Manufacturing firms often have volumes of historical data, but much was never collected with AI in mind. It lacks context, consistency, or labelling. “The old rule still applies, garbage in, garbage out,” Iliffe adds. “Machine learning only works when the data reflects the reality you want to predict,”
Then, there is the challenge of safe deployment. In regulated sectors or even contractual guarantees exist, models cannot simply be pushed into production. Controls around access, reliability, and explainability must be in place. This is where mature MLOps pipelines make a difference, using staging environments with live data and structured governance to reduce risk.
The fourth obstacle is humans. Many organisations lack the internal expertise to move fast. Hiring is slow, upskilling takes time, and new tools appear faster than teams can absorb them. Beyond’s model aims to bridge this gap by embedding experts within clients while training internal teams.
Finally, there is the question of proof. Too many pilots are executed without assessing operational value. “Proof of concept is not the goal,” Iliffe adds. “Proof of value is. If you do not start with a clear view of the benefit, a project may technically succeed but never get adopted. You need to measure against real outcomes.”
Focus on fit, not hype
AI should not be deployed for its own sake. Nor should it be embedded indiscriminately into every process. The danger with AI’s current visibility is that it gets used to tick boxes rather than solve problems. “AI is often marketed as an all-purpose solution,” Iliffe says. “But what really matters is the specific value it unlocks. You do not need AI in every process; you need it in the right process, with the right data and infrastructure behind it.”
This targeted approach is critical when moving beyond experimentation. AI in production is about stability, maintainability, and integration. That means using technology like microservices, APIs, and containerisation to ensure AI models are not isolated components but embedded in business systems. In one example, a client migrated its legacy applications to Google Cloud, adopted microservices, and moved its data into BigQuery. This foundational work enabled the development of AI-powered recommendation engines and price prediction tools that would have been impossible otherwise.
Multimodal and adaptive intelligence is next
Iliffe identifies two trends likely to reshape manufacturing in the next five years. The first is multimodal AI, which can process and respond to inputs across voice, visual data, and text. The second is adaptive AI, a model that tunes itself to individual users or workflows. “These tools will act more like co-pilots,” he adds. “In manufacturing, that means enabling workers to access knowledge on demand, interact with machines through natural input, and respond to real-time issues. It changes how knowledge is transferred, how training is delivered, and how decisions are made.”
As large language models continue to improve, smaller and more specialised models are also gaining ground. These can be fine-tuned for sector-specific tasks, improving accuracy while reducing computational cost.

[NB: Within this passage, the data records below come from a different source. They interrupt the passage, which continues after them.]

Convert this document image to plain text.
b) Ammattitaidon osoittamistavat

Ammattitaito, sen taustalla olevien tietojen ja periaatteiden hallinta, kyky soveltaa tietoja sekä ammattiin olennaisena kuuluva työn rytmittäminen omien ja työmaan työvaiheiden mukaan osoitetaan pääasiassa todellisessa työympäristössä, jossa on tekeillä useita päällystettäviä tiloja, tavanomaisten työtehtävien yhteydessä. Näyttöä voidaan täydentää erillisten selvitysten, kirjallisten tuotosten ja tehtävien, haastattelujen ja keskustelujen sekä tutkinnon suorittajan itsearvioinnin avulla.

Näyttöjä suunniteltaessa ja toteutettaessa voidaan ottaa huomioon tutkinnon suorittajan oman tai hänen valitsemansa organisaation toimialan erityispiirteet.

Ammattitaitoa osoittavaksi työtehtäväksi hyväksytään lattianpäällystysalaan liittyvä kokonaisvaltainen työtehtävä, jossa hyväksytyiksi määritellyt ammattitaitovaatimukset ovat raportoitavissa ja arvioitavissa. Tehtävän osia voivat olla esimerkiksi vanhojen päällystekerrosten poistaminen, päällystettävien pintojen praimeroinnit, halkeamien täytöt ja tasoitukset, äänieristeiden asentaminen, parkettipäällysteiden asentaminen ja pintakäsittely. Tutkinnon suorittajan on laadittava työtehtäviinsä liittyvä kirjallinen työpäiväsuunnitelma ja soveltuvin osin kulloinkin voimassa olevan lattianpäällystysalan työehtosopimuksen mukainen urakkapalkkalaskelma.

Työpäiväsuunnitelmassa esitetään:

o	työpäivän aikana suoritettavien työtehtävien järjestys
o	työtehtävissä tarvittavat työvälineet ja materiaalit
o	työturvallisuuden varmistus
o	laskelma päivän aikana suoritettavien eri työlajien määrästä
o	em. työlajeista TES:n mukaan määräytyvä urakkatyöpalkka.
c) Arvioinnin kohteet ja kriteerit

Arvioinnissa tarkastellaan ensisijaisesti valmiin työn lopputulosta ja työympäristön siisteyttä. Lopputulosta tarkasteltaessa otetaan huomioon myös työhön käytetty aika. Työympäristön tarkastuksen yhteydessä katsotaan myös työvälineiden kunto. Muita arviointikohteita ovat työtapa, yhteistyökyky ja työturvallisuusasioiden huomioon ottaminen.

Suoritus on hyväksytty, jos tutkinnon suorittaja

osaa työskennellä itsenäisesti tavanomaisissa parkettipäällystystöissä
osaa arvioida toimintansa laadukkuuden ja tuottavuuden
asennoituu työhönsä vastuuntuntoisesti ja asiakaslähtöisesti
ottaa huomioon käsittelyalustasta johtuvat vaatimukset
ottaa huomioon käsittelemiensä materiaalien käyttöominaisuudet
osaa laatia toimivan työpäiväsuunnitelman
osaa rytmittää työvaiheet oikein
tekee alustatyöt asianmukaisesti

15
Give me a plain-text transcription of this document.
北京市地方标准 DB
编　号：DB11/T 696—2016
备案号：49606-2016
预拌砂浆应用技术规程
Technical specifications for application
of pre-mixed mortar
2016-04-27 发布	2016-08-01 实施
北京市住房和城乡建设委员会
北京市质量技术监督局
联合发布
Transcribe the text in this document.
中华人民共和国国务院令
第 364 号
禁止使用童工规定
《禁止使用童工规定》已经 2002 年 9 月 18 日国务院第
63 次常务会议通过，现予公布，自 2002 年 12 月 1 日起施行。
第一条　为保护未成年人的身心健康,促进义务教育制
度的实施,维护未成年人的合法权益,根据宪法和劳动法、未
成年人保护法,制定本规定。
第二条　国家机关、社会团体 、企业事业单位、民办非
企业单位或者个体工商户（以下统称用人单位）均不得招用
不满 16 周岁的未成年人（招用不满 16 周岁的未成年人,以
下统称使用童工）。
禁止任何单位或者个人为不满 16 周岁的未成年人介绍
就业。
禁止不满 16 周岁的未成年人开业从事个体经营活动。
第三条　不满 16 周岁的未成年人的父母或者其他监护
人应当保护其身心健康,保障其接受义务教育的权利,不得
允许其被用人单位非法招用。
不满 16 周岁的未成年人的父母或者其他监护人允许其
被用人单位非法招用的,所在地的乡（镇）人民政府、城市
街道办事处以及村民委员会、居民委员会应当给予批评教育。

Iliffe offers simple but firm advice for manufacturers looking to begin this journey. “Do not rush in,” he concludes. “Start by modernising your infrastructure. Move to the cloud. Clean your data. That gives you the foundation to experiment with AI and scale what works.”
Behind the buzzwords, the real story of AI in manufacturing is about building something durable that goes beyond prototypes and into operations. AI is not the solution to everything. But with the proper foundation, it can become the architecture behind a smarter, faster, more adaptive factory.